Write the expression for potential difference across $R$.

    $V_{\max }=I_{\max }R$                                                                                                   (VII)

Conclusion:

Substitute $0.374\text{A}$ for $I_{\max }$ and $\text{267}\Omega$ for $R$ in equation (VII) to calculate the value of $V_{\max }$.

    $\begin{array}{c}{V}_{\max }=\left(0.374\text{A}\right)\left(\text{267}\Omega \right)\\ =99.9\text{V}\end{array}$

Since, the potential difference across the resistor and the current in the circuit is in the same phase. Hence the phase angle between the potential difference across the resistor and the current in the circuit is $0°$.
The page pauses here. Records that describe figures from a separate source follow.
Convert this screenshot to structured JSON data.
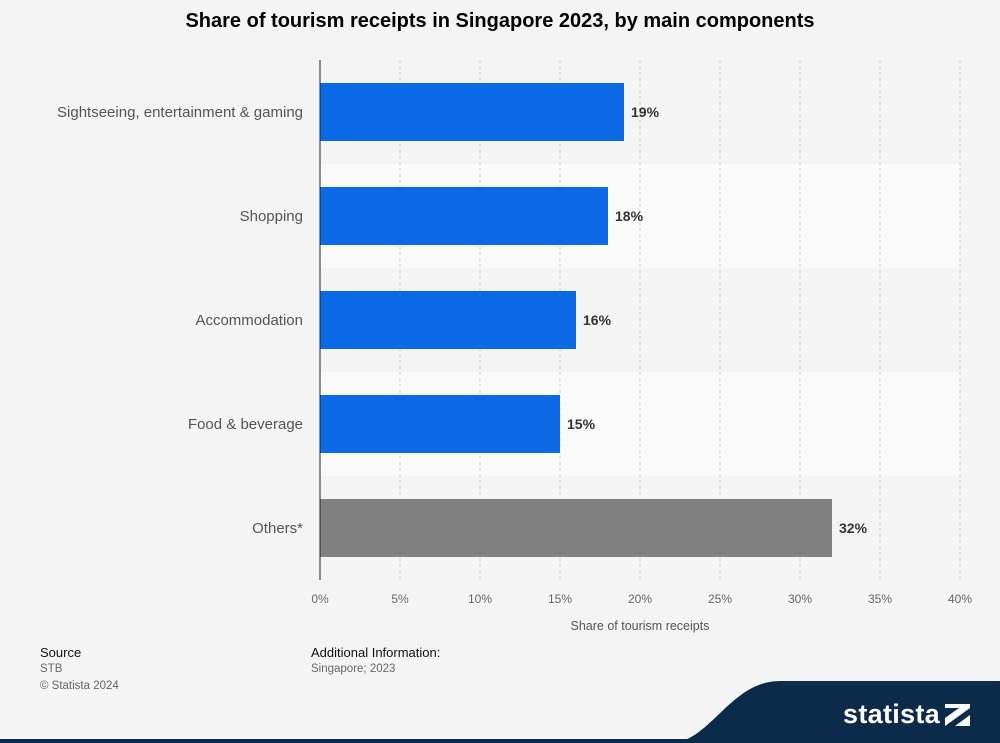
{
  "chart_data": {
    "type": "bar",
    "orientation": "horizontal",
    "title": "Share of tourism receipts in Singapore 2023, by main components",
    "categories": [
      "Sightseeing, entertainment & gaming",
      "Shopping",
      "Accommodation",
      "Food & beverage",
      "Others*"
    ],
    "values": [
      19,
      18,
      16,
      15,
      32
    ],
    "value_labels": [
      "19%",
      "18%",
      "16%",
      "15%",
      "32%"
    ],
    "bar_colors": [
      "#0d6ae6",
      "#0d6ae6",
      "#0d6ae6",
      "#0d6ae6",
      "#808080"
    ],
    "xlabel": "Share of tourism receipts",
    "xlim": [
      0,
      40
    ],
    "x_ticks": [
      "0%",
      "5%",
      "10%",
      "15%",
      "20%",
      "25%",
      "30%",
      "35%",
      "40%"
    ],
    "grid": "vertical dashed"
  },
  "footer": {
    "source_heading": "Source",
    "source_name": "STB",
    "copyright": "© Statista 2024",
    "additional_heading": "Additional Information:",
    "additional_text": "Singapore; 2023"
  },
  "brand": {
    "name": "statista",
    "color": "#0c2a4a"
  }
}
Therefore, the maximum potential difference across resistor is $99.9\text{V}$. The phase angle between the potential difference across the resistor and the current in the circuit is $0°$.

To determine

The maximum potential difference and the phase angle between the potential difference across the capacitor and the current.

Answer to Problem 63PQ

The maximum potential difference across capacitor is $26.1\text{V}$. The phase angle between the potential difference across the resistor and the current in the circuit is $-90.0°$.

Explanation of Solution

Write the expression for potential difference across $C$.

    $V_{\max }=I_{\max }\times X_{\text{C}}$                                                                                         (VII)

Conclusion:

Substitute $0.374\text{A}$ for $I_{\max }$ and $69.65\Omega$ for $X_{\text{C}}$ in equation (VII) to calculate the value of $V_{\max }$.

    $\begin{array}{c}{V}_{\max }=0.374\text{A}\left(69.65\Omega \right)\\ =26.05\text{V}\end{array}$

The phase angle between the potential difference across the resistor and the current in the circuit is $-90.0°$.

Therefore, the maximum potential difference across capacitor is $26.1\text{V}$. The phase angle between the potential difference across the resistor and the current in the circuit is $-90.0°$.